Fear and Loathing in the Job Search

Finding a job is a huge challenge in today’s economy. Getting a foot in the door is something that all job seekers want but many don’t realize how they inadvertently reduce their chance for success.

Having designed and led a diversity outreach and intake program for the Canadian Imperial Bank of Commerce (CIBC), I’ve reviewed hundreds and hundreds of applications from job seekers. One thing that I found is that most common reason that an application does not make the ‘first cut’ is ta failure to demonstrate how the applicants fulfill all the required qualifications.

Many of those candidates may have well been able to do the job but resumes that implied a match sold these candidates short. This is because recruiters cannot analyze resumes for qualifications when the candidate has failed to make them obvious. The onus is on the job seekers to make sure that their cover letters and resumed comprehensively demonstrate that they satisfy all the requirements.

Demonstrating a match to job requirements is even harder for job seekers with disabilities. it harder because, as a population, those with disabilities tend to have fewer opportunities to gain the same level of work experience as job seekers without disabilities. Worse yet, many employers desire progressive work experience, which means that there is an obvious, upwardly mobile connection between each position that the candidate has help. In this area, job seekers with disabilities are disadvantaged.
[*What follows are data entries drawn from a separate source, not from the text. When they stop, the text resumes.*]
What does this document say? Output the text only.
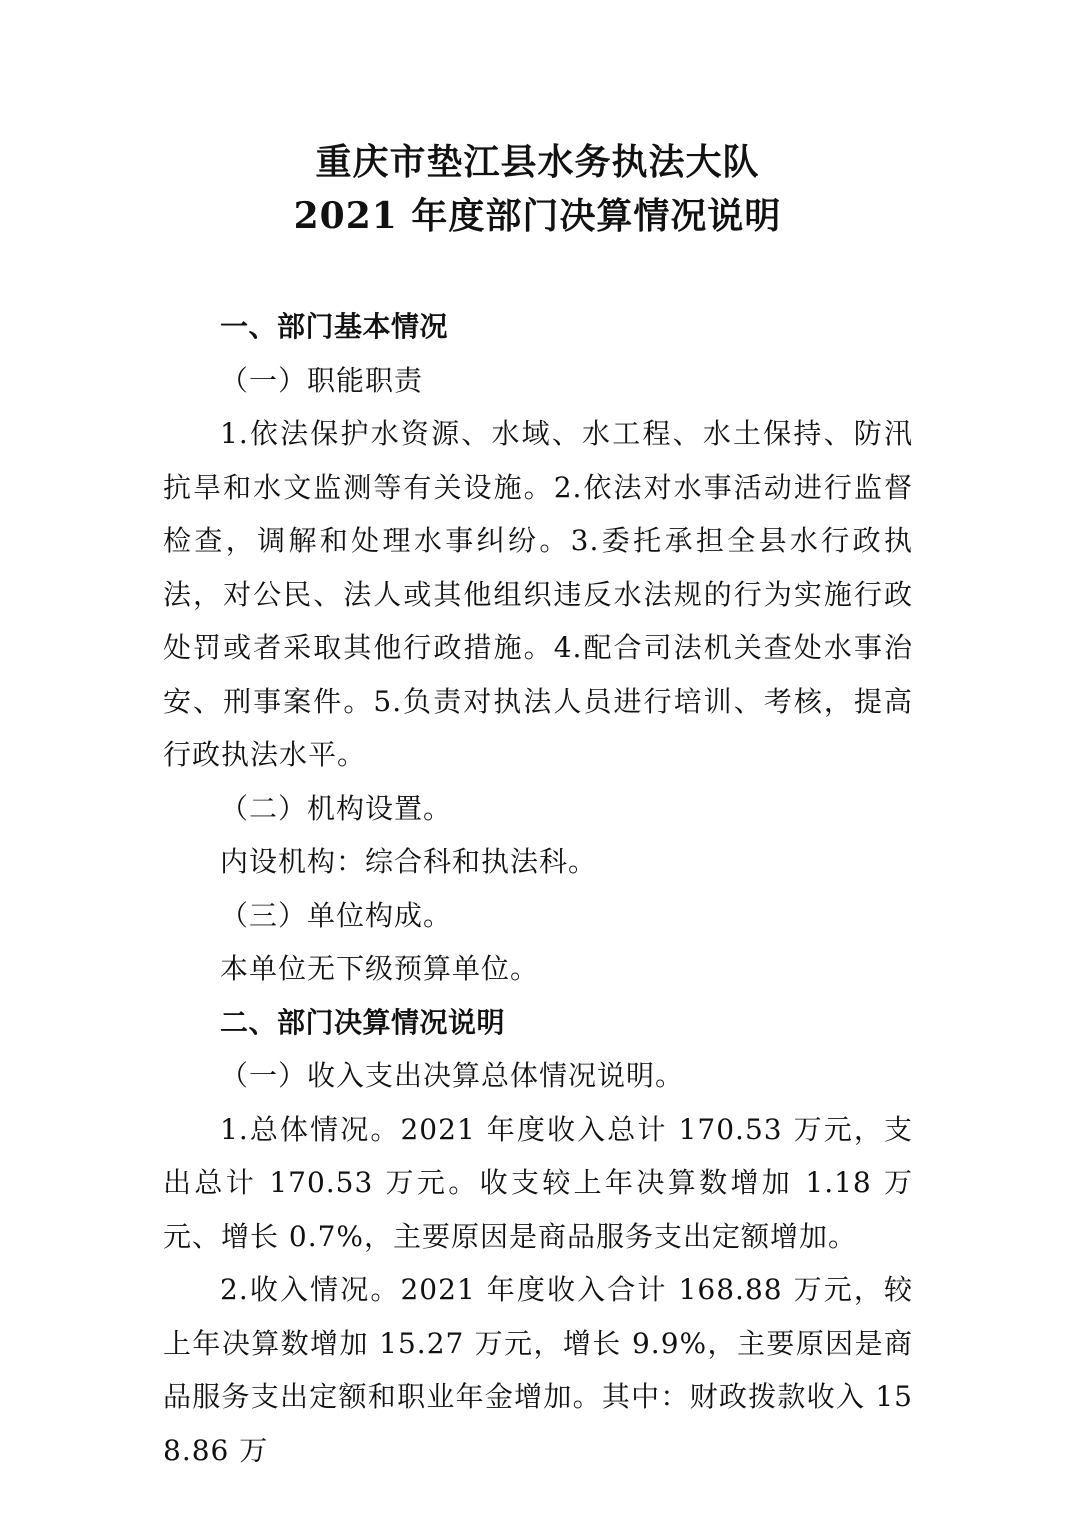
重庆市垫江县水务执法大队
2021 年度部门决算情况说明

一、部门基本情况

（一）职能职责

1.依法保护水资源、水域、水工程、水土保持、防汛抗旱和水文监测等有关设施。2.依法对水事活动进行监督检查，调解和处理水事纠纷。3.委托承担全县水行政执法，对公民、法人或其他组织违反水法规的行为实施行政处罚或者采取其他行政措施。4.配合司法机关查处水事治安、刑事案件。5.负责对执法人员进行培训、考核，提高行政执法水平。

（二）机构设置。

内设机构：综合科和执法科。

（三）单位构成。

本单位无下级预算单位。

二、部门决算情况说明

（一）收入支出决算总体情况说明。

1.总体情况。2021 年度收入总计 170.53 万元，支出总计 170.53 万元。收支较上年决算数增加 1.18 万元、增长 0.7%，主要原因是商品服务支出定额增加。

2.收入情况。2021 年度收入合计 168.88 万元，较上年决算数增加 15.27 万元，增长 9.9%，主要原因是商品服务支出定额和职业年金增加。其中：财政拨款收入 158.86 万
Many of us have held jobs for a number of years longer than most workers or moved between a number of survival jobs, which does not offer evidence of advancement.

Of course, job seekers with disabilities almost never get feedback from recruiters as to why their applications don’t generate employers’ interest.  Employers are reluctant to meeting with job seeker with disabilities who request for such information because they fear that it could lead to a human rights complete. Without such feedback, job seekers are left without an ability to grow from the experience. Instead, the develop a loathing about their prospect in the labour market and, for some, themselves. At this point, they start to give up.

This can be avoided if job seekers with disables become more mindful of the jobs that they apply and learn how to provide examples that make their competencies and attribute stand out above the crowd.

The first step in this process is to create a career journal that lists all the jobs that were have held, the skills gains in each position and the accomplishments achieved. Then write a narrative about each of those job experiences and compare them to the requirements listed in the job posting.

Once an opportunity that close matches their experience, the next step is to use those narratives in the cover letter that accompanies the resume.

It’s won’t be easy to do all this but it can be done!